The first question at Thursday’s press conference regarded Thomas’s recovery. Before the point guard could answer, first-year general manager Koby Altman, who was sitting to Thomas’s right, stepped in.
“So, I’ll address that,” he said. “Obviously, it’s sort of been well documented, the hip injury, over the past week and a half. And to be fair to Isaiah, we’re not going to address any specifics of the hip injury. We’re also not going to put a timetable on his return. We’re not going to rush it at all.”
Altman later said that the plan is still for Thomas to avoid surgery, and that the goal is for him to return “at some point this year and be healthy and compete and get back to I.T. status.”
When Thomas was asked if he knew when he had actually torn the labrum in his hip, Altman interrupted again and appeared a bit frustrated.
“I don’t want this to be the Isaiah Thomas hip press conference,” he said. “And so I’m just going to, with all due respect, shut down all of the hip questions. If you want to talk about Isaiah, let’s talk about Isaiah as an All-Star.”
While the departure of Thomas and the lingering story line about his hip have generated most of the attention following this trade, Crowder is also a significant piece. The forward arrived in Boston in December 2014 as part of the deal that sent Rajon Rondo to the Mavericks. He emerged as a versatile, tough, and consistent player who helped define these Celtics.
On Thursday, Cavaliers coach Tyronn Lue gushed about the prospect of deploying Crowder and James together to harass opposing wings.
For Crowder, the trade was of minimal concern during a tumultuous summer. His mother, Helen Thompson, was battling cancer, and Crowder was by her side when he received the news that he had been dealt to Cleveland.
“I was able to whisper to my mom before she passed,” Crowder said. “I just told her, ‘I’m going to Cleveland,’ and five minutes later she passed. That day was tough.”
But Crowder said he was grateful for this new opportunity. During the offseason he watched as the Celtics signed Gordon Hayward, drafted Jayson Tatum, and traded for Marcus Morris. He realized his wing position was being pinched, so he said he contacted the Celtics’ brass.
“You have a little concern, because you’ve got a lot of wing players stacked up,” Crowder said. “But yeah, it was a little concerning, and I made it clear to the organization that I was concerned about it, and I just wanted to know the direction. I think they gave it to me with this trade. They showed me what they wanted to do, and I respected it.”
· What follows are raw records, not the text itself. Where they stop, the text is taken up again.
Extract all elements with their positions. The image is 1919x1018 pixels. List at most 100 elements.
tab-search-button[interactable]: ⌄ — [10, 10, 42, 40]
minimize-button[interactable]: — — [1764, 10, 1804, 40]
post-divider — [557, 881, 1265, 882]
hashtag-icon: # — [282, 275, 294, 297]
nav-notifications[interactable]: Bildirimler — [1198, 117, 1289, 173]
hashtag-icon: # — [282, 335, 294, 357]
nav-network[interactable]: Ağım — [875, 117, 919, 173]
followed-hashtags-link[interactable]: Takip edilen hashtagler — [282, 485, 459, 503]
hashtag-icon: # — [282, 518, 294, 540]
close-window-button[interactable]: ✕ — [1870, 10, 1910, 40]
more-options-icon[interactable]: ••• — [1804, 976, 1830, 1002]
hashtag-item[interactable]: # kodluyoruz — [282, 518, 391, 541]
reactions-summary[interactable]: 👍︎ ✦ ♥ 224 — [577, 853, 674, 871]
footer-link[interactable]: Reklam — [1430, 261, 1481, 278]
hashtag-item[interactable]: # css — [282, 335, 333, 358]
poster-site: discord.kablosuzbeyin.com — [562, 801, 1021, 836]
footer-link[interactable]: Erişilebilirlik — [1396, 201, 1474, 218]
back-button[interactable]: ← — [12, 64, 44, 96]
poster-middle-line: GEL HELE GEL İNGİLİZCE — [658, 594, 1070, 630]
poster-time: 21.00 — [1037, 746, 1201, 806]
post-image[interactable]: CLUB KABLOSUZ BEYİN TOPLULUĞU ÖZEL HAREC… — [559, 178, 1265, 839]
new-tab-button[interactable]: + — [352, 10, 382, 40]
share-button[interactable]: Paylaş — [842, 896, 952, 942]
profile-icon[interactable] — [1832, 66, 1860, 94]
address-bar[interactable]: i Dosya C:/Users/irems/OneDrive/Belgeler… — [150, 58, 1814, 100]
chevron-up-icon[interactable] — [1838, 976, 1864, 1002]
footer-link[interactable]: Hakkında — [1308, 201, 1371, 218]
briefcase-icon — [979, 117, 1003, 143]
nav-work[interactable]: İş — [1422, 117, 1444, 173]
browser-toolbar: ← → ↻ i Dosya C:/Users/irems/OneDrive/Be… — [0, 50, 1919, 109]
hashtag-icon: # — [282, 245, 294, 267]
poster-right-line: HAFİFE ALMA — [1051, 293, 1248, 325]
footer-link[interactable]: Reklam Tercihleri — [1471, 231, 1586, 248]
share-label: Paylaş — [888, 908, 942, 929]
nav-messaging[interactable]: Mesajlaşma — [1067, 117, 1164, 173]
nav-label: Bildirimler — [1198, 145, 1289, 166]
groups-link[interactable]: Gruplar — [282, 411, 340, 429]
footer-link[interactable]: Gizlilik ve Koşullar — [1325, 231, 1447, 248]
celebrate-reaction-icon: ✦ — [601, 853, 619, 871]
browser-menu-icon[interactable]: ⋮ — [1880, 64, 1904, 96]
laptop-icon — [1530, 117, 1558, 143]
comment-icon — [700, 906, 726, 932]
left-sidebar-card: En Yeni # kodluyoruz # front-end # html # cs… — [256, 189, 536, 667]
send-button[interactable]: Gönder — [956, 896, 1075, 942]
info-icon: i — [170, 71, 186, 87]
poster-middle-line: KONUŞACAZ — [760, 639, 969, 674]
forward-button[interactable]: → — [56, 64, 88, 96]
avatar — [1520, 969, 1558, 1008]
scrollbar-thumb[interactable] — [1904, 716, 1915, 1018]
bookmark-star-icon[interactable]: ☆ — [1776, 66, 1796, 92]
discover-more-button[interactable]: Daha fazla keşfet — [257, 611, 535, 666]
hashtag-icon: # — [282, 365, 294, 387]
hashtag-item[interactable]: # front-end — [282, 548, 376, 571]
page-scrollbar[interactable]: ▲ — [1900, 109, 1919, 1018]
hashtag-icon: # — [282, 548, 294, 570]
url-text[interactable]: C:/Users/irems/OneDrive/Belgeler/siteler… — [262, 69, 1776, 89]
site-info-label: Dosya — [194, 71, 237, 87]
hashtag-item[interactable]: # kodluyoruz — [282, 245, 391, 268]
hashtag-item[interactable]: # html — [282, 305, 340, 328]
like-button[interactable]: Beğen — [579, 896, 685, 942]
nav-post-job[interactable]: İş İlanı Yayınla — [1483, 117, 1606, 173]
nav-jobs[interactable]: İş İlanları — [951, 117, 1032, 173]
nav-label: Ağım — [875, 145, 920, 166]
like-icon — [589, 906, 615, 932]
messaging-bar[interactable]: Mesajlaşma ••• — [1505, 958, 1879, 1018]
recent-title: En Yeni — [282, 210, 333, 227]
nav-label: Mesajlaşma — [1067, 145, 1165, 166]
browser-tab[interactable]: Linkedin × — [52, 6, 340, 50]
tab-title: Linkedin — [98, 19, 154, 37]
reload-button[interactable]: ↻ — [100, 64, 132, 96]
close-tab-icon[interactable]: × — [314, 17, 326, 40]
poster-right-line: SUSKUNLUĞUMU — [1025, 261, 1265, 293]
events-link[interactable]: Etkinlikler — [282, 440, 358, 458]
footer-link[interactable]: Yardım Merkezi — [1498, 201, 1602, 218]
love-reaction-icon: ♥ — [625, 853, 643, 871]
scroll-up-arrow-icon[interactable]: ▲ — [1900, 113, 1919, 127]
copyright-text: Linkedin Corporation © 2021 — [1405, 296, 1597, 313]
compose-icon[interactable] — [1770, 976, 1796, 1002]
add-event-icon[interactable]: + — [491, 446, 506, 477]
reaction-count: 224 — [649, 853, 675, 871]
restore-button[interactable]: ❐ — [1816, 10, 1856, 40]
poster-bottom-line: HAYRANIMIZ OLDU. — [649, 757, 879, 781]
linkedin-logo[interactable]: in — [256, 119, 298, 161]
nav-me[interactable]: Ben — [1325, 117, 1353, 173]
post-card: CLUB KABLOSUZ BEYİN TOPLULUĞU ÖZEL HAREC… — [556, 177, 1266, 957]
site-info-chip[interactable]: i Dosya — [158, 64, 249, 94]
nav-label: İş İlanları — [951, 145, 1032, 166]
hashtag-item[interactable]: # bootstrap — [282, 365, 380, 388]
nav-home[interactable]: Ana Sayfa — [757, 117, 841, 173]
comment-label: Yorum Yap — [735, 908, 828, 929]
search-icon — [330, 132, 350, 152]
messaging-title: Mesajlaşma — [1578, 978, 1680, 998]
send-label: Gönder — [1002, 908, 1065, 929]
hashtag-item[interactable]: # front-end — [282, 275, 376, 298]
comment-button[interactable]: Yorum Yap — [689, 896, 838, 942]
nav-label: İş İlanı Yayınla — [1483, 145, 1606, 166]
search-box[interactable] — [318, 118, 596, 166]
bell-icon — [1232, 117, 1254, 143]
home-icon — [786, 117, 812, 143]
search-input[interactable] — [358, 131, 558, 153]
Crowder and Thomas said the transition has been made easier because they are going through it together. When the two found out about the trade, Thomas called Crowder and said, ‘Good thing I’m going with you.’ When Crowder’s 3-year-old daughter, Jada, found out they were moving to a new city, she was unfazed once she learned that Thomas’s 5-year-old son, Jaiden, would be there, too.
Thomas and Crowder both said they are eager to team up with James and they are excited to join a legitimate title contender. Now, they will just step into this new beginning the best way they know.
“How we play is what attracts everybody to us,” Thomas said. “When we played in Boston, we just gave it our all each and every night, and that’s what they wanted. They fell in love with us and I think by coming here, it doesn’t change. We’re just going to fight each and every night, and they’re going to see that no matter what, we’re going to give it our all.”